Nos quartiers palois : Camors.

Vendredi 13/04. J’arrive à Camors avec une légère inquiétude. L’affichette annonçant cette visite, diffusée dans les halls des immeubles trois jours auparavant, fixait le rendez-vous à 10H30. Retenu à l’assemblée générale des cheminots, j’ai plus d’une heure de retard. Des habitants sont là… « Nous allions partir ! ». J’explique les raison de mon retard. L’ambiance est détendue.

Une dizaine d’habitants sont présents. Colette, la mémoire vivante du quartier, très engagée dans la vie association, m’accueille. Comme à chaque déplacement dans un quartier palois, j’explique la démarche : quels sont les besoins, les attentes. Qu’est-il possible d’améliorer dans le quartier. Puis, j’en informe le maire par courrier. A ce jour, je n’ai reçu aucune réponse à ces comptes-rendus. Qu’à cela ne tienne, les séances du conseil municipal, comme celle du 26 mars, permettent de dire les choses publiquement et précisément, comme cela fut le cas pour la situation au groupe scolaire Marancy ( voir le récent billet sur la visite quartier Berlioz).
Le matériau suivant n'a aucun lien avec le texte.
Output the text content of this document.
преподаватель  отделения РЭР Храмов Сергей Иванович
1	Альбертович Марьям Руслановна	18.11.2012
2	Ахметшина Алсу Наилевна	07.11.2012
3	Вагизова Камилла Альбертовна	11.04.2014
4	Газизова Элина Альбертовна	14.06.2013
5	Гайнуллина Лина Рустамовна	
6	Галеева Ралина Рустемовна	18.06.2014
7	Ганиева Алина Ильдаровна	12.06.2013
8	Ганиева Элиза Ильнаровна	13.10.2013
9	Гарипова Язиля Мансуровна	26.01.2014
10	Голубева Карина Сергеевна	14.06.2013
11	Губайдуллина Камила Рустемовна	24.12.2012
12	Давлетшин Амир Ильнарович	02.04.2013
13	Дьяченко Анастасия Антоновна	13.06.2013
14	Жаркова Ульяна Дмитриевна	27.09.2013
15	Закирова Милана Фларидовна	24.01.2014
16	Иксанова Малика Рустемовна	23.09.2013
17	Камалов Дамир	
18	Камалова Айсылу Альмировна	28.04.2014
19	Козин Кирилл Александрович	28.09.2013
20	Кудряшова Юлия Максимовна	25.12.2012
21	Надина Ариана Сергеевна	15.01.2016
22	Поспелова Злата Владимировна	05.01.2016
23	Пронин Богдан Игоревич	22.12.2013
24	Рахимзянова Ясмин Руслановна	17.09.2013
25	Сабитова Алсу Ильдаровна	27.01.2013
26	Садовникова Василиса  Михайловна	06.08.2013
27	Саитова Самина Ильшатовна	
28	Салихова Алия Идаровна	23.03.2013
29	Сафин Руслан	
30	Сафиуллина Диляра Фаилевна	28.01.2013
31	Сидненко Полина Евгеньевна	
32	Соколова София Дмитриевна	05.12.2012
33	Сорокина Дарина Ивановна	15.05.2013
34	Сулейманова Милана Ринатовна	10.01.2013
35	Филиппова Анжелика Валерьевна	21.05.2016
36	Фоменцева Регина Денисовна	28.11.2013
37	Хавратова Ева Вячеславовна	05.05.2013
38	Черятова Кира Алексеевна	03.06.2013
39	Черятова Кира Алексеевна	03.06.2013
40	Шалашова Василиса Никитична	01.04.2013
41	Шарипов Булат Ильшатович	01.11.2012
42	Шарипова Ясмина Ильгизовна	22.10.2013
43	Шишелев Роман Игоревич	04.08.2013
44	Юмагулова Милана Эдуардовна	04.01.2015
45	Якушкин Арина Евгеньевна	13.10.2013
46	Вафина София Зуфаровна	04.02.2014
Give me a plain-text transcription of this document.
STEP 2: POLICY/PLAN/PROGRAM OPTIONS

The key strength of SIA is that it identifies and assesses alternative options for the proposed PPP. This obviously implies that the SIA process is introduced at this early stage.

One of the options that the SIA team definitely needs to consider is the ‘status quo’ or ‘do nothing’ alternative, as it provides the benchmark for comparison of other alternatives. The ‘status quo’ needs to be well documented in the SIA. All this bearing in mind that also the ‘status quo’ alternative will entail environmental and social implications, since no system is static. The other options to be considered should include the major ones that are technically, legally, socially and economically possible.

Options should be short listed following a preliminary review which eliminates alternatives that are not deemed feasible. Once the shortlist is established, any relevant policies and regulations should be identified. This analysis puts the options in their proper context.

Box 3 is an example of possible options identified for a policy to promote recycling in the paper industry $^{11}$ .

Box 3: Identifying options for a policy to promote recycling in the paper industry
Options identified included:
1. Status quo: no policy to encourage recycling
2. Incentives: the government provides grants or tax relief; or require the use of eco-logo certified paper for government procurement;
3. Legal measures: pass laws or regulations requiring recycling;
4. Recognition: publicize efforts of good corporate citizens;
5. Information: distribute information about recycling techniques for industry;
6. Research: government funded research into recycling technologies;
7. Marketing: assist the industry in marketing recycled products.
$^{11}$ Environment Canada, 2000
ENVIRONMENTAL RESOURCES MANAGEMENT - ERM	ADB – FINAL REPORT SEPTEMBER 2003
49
Dès le début des échanges, une résidente me demande de la suivre sur la placette. Le mobilier en bois, des tables et des bancs, est en effet en piteux état. Elle hésite à intervenir de nouveau auprès de la mairie. « La dernière fois, ils sont venus mais pas pour réparer, ils ont tout simplement enlevé une table, sans la remplacer…ce n’est pas ce que nous demandons ». Collette me raconte l’histoire de ces équipements « dans le cadre d’une chantier jeune, il y a une dizaine d’années ». Elle poursuit : « ici, il y a 25 ans, on a organisait le premier cinéma en plein air…lors du repas de quartier, on rassemblait 17 nationalités différentes. C’était bien, chacun arrivait avec un plat différent. On a arrêté en 2016… » La question des arbres de l’autre côté de la résidence fait débat. « La lumière ne rentre plus dans les cuisines, il faudrait les élaguer ».

Puis nos échanges traitent de la politique municipale, de François Bayrou : « pourquoi ne vient-il pas nous voir ? Il attend les prochaines élections ? ». « C’est quoi cette histoire de la fille Borotra aux Halles ? » « Vous n’avez pas écrit un livre sur Macron ? ». Je confirme. « Il est possible d’en avoir un ? ». C’est possible. « Il vient de remercier les retraités pour l’augmentation de notre CSG. Il est gonflé ! Donne moi ta montre, je te donnerai l’heure ».

Camors, entre l’état lamentable de la placette et le merci présidentiel aux retraités. Un quartier populaire palois. J’indique que je repasserai dans quelque semaines : « avec une heure d’avance alors ! ».